So, if I use the V3-V4 ASVs, should not I utilize the provided phylogeny file (2022.10.phylogeny.asv.nwk.qza) for phylogenetic analysis?

Are there alternative methods for obtaining phylogeny [roots] when using V3-V4 ASVs with the Greengenes 2 database?

An off-topic reply has been split into a new topic: ow can I specifically built a functional abundance table with picrust2?

Please keep replies on-topic in the future.

Hi @uni,

For ASVs not based on 515f-806r, I would recommend using right now using the non-v4-16s action which performs closed reference OTU picking against the backbone. This would allow use of the phylogeny

Best,
Daniel

2 Likes

Hey there,

First off, big thanks to everyone for your input, especially Daniel.
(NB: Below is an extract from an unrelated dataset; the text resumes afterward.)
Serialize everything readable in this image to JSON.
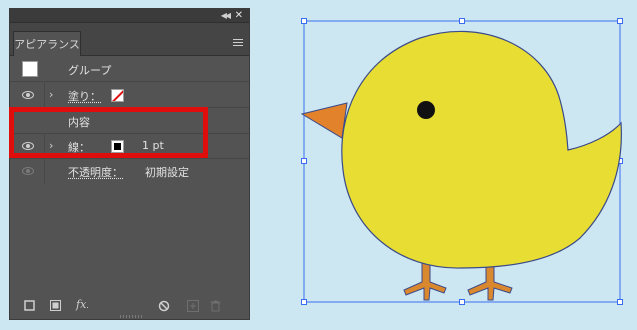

I've been diving into the analysis of my V3-V4 region with Greengenes2 and stumbled upon some divergent results depending on whether I classify directly using qiime greengenes2 filter-features or utilize the pre-trained classifier.

Here's the breakdown:

Using the command:

qiime greengenes2 non-v4-16s \
    --i-table dada2_files/filtered-table.qza \
    --i-sequences dada2_files/filtered-seqs.qza \
    --i-backbone /Volumes/Microbiota/MICROBIOTA_DATABASES/gg2/2022.10.backbone.full-length.fna.qza \
    --p-threads 7 \
    --o-mapped-table table-gg2.biom.qza \
    --o-representatives rep-seqs-gg2.fna.qza
qiime greengenes2 taxonomy-from-table \
    --i-reference-taxonomy /Volumes/Microbiota/MICROBIOTA_DATABASES/gg2/2022.10.taxonomy.asv.nwk.qza \
    --i-table table-gg2.biom.qza  \
    --o-classification taxonomy.qza

RESULT: 4644 entries (taxonomy.qzv).

Meanwhile, when I run:

qiime feature-classifier classify-sklearn \
  --i-classifier /Volumes/Microbiota/MICROBIOTA_DATABASES/gg2/2022.10.backbone.v4.nb.qza \
  --i-reads dada2_files/filtered-seqs.qza \
  --o-classification taxonomy.qza \
  --p-n-jobs -1

qiime tools export \
  --input-path taxonomy.qza \
  --output-path exported_taxonomy

RESULT: 26618 entries (taxonomy.qzv). This outcome aligns more closely with results I get when using the SILVA database.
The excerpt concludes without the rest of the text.